Previously: After five seasons, the girls finally lived out their latent Sex and the City fantasy. Audrina was totally Samantha. That whore. Heidi was Susan Sharon, with her abusive Svengali husband Spencer being a demon hybrid of Stanford and Anthony. Somehow Lauren got over the sex tape rumors and "beef curtains" chants to forgive Heidi...ish. Along the way, there were single black eyeliner tears, "jobs," and lots of house parties, with one last féte to come...
Double L Ranch. Lauren is packing up-slash-procrastinating. Lo suggests one last house party, and they reminisce about their first-ever house party. Here's what Audrina's friends brought to the mix: nudie men, mohawks and lucite heels. In short, a classy bunch. Lo barrels over those evocative images like someone who has disconnected her emotions from the scars once connected to them, then continues with this ploy to gather all the gang together for one last drama festival. Suck it out of them, producers, suck it out of them! Lo asks Lauren what's next. Lauren claims she doesn't know. Her Twitter begs to differ. Credits.
The music folks continue to curry my favor by including nearly every possible song from the Kelly Clarkson album. We join the action at the Speidi Web as Heidi tells Steph she wants "the most extravagant wedding ever!" Oh, Jesus, she wants swans. Steph is down with the ornate notions until Heidi says she wants a white chocolate mousse truffle cake with vanilla and berries. This is too much information, and I think I actually see smoke rising from StephBot's weave. It only worsens when she asks the leading question: "Who's your Maid of Honor?" Newsflash, ShePratt: If she hasn't asked, it ain't you. ShePratt actually starts semi-crying when Heidi picks her own sister(!) to be her Maid of Honor. Are you kidding me?

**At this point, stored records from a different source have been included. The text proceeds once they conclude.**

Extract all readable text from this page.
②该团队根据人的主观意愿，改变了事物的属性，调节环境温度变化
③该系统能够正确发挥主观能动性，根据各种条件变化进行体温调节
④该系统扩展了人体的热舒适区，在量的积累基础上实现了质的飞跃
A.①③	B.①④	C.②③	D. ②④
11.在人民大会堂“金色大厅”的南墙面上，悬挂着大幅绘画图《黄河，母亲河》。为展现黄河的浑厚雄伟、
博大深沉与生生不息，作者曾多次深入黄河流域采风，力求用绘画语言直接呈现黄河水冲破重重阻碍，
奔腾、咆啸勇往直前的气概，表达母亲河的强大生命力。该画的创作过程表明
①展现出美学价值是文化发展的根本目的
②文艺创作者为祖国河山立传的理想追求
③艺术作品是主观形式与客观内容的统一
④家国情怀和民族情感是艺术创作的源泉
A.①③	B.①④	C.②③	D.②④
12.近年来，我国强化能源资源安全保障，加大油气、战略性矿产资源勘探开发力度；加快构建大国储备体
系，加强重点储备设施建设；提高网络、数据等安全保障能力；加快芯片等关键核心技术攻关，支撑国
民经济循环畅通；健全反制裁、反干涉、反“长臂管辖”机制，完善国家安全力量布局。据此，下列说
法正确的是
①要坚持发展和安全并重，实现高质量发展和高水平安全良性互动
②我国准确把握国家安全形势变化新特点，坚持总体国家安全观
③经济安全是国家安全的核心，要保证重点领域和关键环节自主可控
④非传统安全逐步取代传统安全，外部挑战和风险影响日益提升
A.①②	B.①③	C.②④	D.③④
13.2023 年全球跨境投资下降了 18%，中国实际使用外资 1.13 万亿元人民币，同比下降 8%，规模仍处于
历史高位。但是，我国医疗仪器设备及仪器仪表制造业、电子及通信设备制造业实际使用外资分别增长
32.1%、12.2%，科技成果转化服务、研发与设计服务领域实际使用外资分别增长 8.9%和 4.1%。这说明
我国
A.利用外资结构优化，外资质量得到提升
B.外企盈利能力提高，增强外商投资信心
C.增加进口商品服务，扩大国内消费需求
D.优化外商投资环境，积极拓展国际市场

Spencer and Darlene meet for lunch, where he continues to make amends as part of his Douchebags Anonymous rehabilitation. Darlene looks entirely dubious. To wit, she asks how he could have done such a personality 180 in just a few weeks. He claims he has finally let go of his 22-year-old clubbing antics (and his weed, apparently). Darlene says she appreciates Spencer's apologizing. He pushes it, asking if she appreciates it enough to give Speidi her blessing for the wedding. She chokes it out, practically shoving the check into her pocket as she says it. Her mouth says she wants to believe that she is looking at the "new and improved Spencer," but her snide facial expression indicates otherwise.